Komunitas Pembelajar

Pengurus Wilayah

Pelajar Islam Indonesia ( PII )

Sumatera Barat

Gedung Student Centre Jln.Gunung Pangilun Padang ( Depan MTsN Model Padang)

Search

Sabtu, 11 Desember 2010

PKS;Tidak Tertarik Berkonfederasi

Beberapa waktu yang lalu saya sempat membaca berita ( Padang Ekspres 6 Desember 2010 ) perihal ketidaktertarikan Partai Keadilan Sejahtera ( PKS ) untuk membetuk konfederasi dengan parpol lain menyusul pemilu 2014 mendatang. Hal ini membuat kita teringat kembali mengenai isu konfederasi parpol yang diusulkan Partai Amanat Nasional (PAN ) beberapa waktu yang lalu.

Usulan konfederasi partai muncul setelah adanya wacana untuk menaikkan ambang batas persyaratan minimal untuk mendapatkan kursi di parlemen ( Parliamentary Threshold/PT ) dari 2,5% menjadi 5%.

Menurut PAN, konfederasi partai bertujuan untuk menyederhanakan jumlah partai politik dan juga untuk menampung ke sia-siaan suara partai yang tidak lolos parlementy treshold. (PT). Partai Demokrat mengusulkan hal yang sama dengan nama berbeda yaitu asimiasi parpol, sedangkan Golkar memakai istilah Fusi Politik seperti yang terjadi 1973

Penyederhanaan partai dipandang dari sudut efektivitas dan efisiensi perlu dilakukan untuk mengurangi biaya politik, mengingat sistem multi partai yang kita anut sekarang ini memiliki tingkat keborosan cukup tinggi yang notabenenya ongkos tersebut menggunakan uang rakyat. Serta untuk menghindari menjamurnya parpol lantaran uang atau kelatahan terhadap trend mendirikan parpol

Akan tetapi disisi lain, konfederasi parpol juga memiliki kelemahan. Konfederasi dinilai dapat mengekang hak individu untuk berekspresi dalam bidang politik yang berarti akan bertentangan dengan UUD 1945 pasal 28.

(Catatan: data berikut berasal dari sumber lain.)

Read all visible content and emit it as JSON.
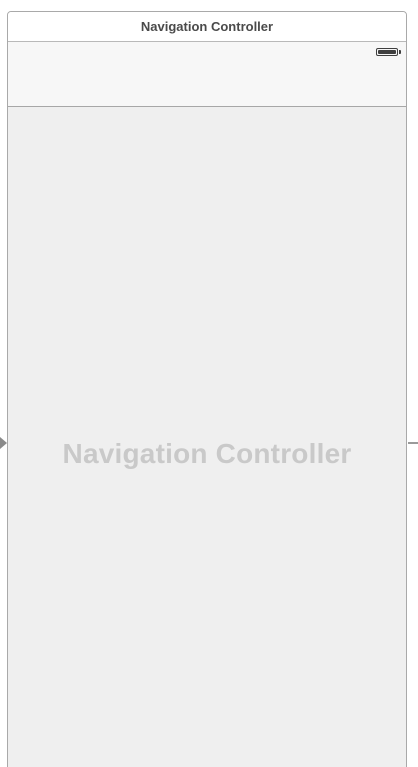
{
  "scene": {
    "title": "Navigation Controller",
    "content_label": "Navigation Controller"
  },
  "status_bar": {
    "battery_icon": "battery-icon",
    "battery_level": 1.0
  },
  "colors": {
    "scene_background": "#efefef",
    "nav_bar_background": "#f7f7f7",
    "title_text": "#4a4a4a",
    "watermark_text": "#c9c9c9",
    "border": "#a9a9a9"
  }
}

Terlepas dari semua itu, saya mendukung sikap PKS yang tidak ikut menggarap (berkonfederari dengan) parpol lain. Disatu sisi, barangkalai keputusan PKS ini akan dianggap ingin menang sendiri dan tidak peduli terhadap kesatuan umat islam di indonesia (PKS masih berasaskan Islam), mengingat adanya tuntutan dari berbagai pihak untuk menyatukan kekuatan islam. Seperti dari wakil Ketua umum PBNU Slamet Efendi.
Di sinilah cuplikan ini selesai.